Operator registries are satellite registries run by third parties under a federation license. They peer bilaterally with other registries — typically a mainframe for the first hop, but there's no constraint: an operator can peer directly with another operator, or with a sovereign frame, or both. You still transact with operator agents the same way you transact with mainframe agents.

INFO

The word "frame" is used for sovereign mainframes — Frame A and Frame B each run their own SPIRE and their own EventStore. Operator registries are not separate frames; they federate under a frame.

Federated Discovery

Discovery is transparent to the caller. Each registry runs a federation_sync background worker (background_tasks/federation_sync.py, default 5-minute cadence via FEDERATION_SYNC_INTERVAL_SECONDS) that pulls peer agent cards via mTLS (GET /api/v1/federation/agent-cards) and caches them in the local DB. Ordinary discovery queries already return the union of local + cached-peer agents — no special query parameter required.

http
GET /api/v1/discover?query=translation

Federated agents carry a federation_metadata.source_registry field inside their card_data, so the caller can see which peer published the card:

json
{
  "agents": [
    { "did": "did:theprotocol:abc-...", "name": "Translate-EN-FR", "card_data": { "federation_metadata": { "source_registry": "Registry-A" } } },
    { "did": "did:theprotocol:xyz-...", "name": "Translate-ES-JA", "card_data": { "federation_metadata": { "source_registry": "Frame-B" } } }
  ]
}

Native local agents have no federation_metadata block. Discovery is fast even when a peer is slow because the resolution hits the local DB cache, not a live cross-registry call.

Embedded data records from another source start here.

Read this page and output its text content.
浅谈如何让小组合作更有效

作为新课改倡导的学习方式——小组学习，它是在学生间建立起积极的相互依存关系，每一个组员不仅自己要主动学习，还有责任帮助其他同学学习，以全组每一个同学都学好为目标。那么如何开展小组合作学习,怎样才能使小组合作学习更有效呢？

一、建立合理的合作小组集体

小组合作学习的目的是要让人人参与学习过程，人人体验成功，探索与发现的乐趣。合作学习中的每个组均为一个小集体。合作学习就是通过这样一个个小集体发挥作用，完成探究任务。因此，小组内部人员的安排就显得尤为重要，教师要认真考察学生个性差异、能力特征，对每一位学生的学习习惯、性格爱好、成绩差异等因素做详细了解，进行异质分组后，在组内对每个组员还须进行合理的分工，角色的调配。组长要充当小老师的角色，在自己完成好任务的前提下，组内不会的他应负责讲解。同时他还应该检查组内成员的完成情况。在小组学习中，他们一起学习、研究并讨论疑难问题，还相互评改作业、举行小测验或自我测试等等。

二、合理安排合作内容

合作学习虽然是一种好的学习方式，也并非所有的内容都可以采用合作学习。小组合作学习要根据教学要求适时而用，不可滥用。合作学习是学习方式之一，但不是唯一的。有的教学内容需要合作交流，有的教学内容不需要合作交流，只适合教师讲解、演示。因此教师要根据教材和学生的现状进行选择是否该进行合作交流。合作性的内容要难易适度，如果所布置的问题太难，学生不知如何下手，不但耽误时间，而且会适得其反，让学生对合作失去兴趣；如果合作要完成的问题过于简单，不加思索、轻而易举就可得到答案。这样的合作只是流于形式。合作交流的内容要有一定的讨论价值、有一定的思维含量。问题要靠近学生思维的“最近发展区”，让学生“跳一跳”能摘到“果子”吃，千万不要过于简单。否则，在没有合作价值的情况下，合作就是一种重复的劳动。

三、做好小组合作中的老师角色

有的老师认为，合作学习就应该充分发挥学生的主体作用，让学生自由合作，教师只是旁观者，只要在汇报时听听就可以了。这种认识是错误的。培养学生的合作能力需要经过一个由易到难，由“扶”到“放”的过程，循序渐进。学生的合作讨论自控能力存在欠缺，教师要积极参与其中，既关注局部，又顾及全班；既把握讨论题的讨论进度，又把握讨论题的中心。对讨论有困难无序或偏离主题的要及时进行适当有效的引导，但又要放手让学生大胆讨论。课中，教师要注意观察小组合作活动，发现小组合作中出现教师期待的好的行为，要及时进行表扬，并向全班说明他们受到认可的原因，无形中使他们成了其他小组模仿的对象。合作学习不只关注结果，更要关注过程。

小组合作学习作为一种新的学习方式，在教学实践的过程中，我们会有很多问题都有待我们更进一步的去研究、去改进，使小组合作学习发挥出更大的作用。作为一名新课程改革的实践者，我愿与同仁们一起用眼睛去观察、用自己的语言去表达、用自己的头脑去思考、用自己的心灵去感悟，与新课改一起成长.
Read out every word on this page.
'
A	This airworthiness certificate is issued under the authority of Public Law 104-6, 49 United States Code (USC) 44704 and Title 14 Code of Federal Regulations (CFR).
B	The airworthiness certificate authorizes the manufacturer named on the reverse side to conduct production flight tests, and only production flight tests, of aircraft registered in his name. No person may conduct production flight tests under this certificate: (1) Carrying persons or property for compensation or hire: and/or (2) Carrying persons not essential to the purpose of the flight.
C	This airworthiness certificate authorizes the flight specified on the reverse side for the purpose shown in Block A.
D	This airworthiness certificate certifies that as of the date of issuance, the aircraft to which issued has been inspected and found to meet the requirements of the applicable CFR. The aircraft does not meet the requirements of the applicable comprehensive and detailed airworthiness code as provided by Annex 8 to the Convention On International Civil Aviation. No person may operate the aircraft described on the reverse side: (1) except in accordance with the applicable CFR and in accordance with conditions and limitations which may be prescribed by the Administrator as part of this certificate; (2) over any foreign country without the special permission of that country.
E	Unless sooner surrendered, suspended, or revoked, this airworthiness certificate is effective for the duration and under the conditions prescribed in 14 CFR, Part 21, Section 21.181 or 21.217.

Two Card Streams in One Sync Cycle

The same sync worker that pulls agent cards also pulls registry cards (the per-registry self-describing doc at /.well-known/registry-card.json, which advertises its own schema_version). Both card types ride the same asyncio.gather per peer, so one cycle equals one round-trip per peer to refresh both:

Card typeEndpointPull patternBandwidth-savings
Agent cardsGET /api/v1/federation/agent-cards?since=<ts>&limit=10000Incremental — only cards changed since last pullEmpty list when nothing changed
Registry card v0.4GET /.well-known/registry-card.json with If-None-Match: "<stored_etag>"ETag-driven 304 short-circuit304 Not Modified <50ms, no body when unchanged

The registry card is signed (JWS over 13 canonical fields with the registry's EdDSA key) and verified against the peer's JWKS at /.well-known/registry-jwks.json. Sovereign-variant claims pass a 3-way SPIFFE check (claim ↔ catalog ↔ SVID); a mismatch soft-rejects the variant only — the rest of the card still upserts. ETag stability requires excluding time-varying fields from the etag input — most cycles return 304 in under 50 ms, so registry-card sync is effectively free bandwidth-wise until the peer actually edits something.

What v0.4 changed

v0.3 was a prototype: the live card leaked internal IDs and deploy codenames, carried a fistful of placeholder metrics, and — worst of all — contradicted its own auditor by showing an UNKNOWN supply invariant on a healthy registry. v0.4 is a deliberate trim to the same purpose with half the surface and zero fabrication:

  • Honest economics, three ways. The supply block resolves auditor-first: an external independent auditor (keyed by AUDITOR_FRAME_KEY) → the local EventStore → FEDERATED. A federated cloud operator (MINTING_AUTHORITY=disabled) doesn't mint or hold a supply, so instead of faking zeros it states FEDERATED with null token fields and a one-line supply_note pointing at the parent sovereign frame that actually owns and audits the supply. Every card carries external_auditor_endpoint so any reader can re-verify independently. The block is unsigned and ETag-excluded.
  • Operator-edits-only ETag. The ETag now hashes only stable inputs — the operator-editable fields plus the signed LOCKED core (identity, policy hash, fee commitments). Volatile data (economics, stats, peer counts, every timestamp) is excluded, so the ETag changes only when an operator actually edits the card. A cheap 304 path computes that ETag from the singleton row + active policy alone — no TEG, no EventStore, no signing — and short-circuits before any build. Result: real 304s, stable cross-worker signatures, peers that stop re-pulling every cycle.
  • It describes the registry, not its agents. The broken sovereign_agents roster is gone (agents live at agent discovery). Internal capability toggles, DB IDs, and the raw deploy codename are gone from the public card. Capabilities are a curated buyer/peer-relevant set; the peer roster is opt-in.
  • Operator geo + a same-origin peer read. The operator block carries latitude/longitude (unsigned) for globe placement, and a new GET /api/v1/public/registry-card?registry=<name> lets the globe render any peer's full card via the local backend — with a receiver-side trust verdict attached — instead of a cross-origin fetch.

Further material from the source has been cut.